The fate of health legislation may hinge on whether those anxieties trump concerns about the effects of the Democratic proposals.

Massachusetts Congressman Barney Frank, sensing a historic control-enhancing opportunity, is doing his part to capitalize on the widespread economic stress. Recently on MSNBC, the Frank said that in regards to the nation’s financial system, “we are trying on every front to increase the role of government in the regulatory area.” This comes from a guy who for the past year has stood idly by while the Federal Housing Administration has proactively (I would argue deliberately) repeated the mistakes that sent Fannie Mae and Freddie Mac over the cliff to the tune of what will ultimately be hundreds of billions of bailout dollars.

Thus, the very people who over a year ago brought about what I have since July 2008 been calling the POR (Pelosi-Obama-Reid) economy now want to capitalize on it to enact their power-hungry, commerce-crippling agenda.
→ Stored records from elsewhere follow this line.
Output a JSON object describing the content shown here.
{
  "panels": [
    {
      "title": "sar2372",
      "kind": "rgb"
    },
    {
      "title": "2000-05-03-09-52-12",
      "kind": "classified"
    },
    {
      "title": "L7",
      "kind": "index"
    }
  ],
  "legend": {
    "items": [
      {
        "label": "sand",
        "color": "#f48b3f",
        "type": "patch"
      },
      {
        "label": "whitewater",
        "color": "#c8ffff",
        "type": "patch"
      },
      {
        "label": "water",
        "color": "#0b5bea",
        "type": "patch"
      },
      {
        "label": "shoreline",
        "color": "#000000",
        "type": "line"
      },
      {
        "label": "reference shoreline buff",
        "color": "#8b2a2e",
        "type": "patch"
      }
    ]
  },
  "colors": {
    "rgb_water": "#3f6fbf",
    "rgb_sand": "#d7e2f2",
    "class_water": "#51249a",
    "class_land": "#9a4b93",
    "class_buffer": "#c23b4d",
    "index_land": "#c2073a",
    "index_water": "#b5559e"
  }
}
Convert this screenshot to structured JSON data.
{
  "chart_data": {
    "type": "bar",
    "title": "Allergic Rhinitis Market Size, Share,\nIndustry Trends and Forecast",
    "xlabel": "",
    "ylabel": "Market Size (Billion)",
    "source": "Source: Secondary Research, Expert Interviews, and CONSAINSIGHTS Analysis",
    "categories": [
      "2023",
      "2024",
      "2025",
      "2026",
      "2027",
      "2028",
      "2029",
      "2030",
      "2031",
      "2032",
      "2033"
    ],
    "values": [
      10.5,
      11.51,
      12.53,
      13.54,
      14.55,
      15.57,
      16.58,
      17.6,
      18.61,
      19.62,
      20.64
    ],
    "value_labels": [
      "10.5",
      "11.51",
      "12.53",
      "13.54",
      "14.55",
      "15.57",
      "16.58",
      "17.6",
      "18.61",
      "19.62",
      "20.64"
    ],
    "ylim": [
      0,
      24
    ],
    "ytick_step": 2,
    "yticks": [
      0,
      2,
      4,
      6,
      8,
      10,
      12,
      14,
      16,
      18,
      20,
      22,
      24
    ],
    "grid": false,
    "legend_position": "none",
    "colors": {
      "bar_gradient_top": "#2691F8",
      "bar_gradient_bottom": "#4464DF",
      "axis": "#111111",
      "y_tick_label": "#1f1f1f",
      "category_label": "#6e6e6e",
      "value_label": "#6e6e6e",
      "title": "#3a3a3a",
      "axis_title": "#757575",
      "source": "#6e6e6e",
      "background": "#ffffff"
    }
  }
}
Beltway Democrats’ detestable, ghoulishly opportunistic, and barely disguised euphoria over how bad it is for so many of us is enough to make you wonder if they set out to create this mess in the first place. The way they are now attempting to take advantage of it lends strong credence to that belief, almost to the point where you don’t really need to wonder any more. After all, if taking down the economy wasn’t their original goal, you would expect that they’d be reacting very differently now — and they’re not. Our national nightmare is Rahm Emanuels and his party’s dream come true.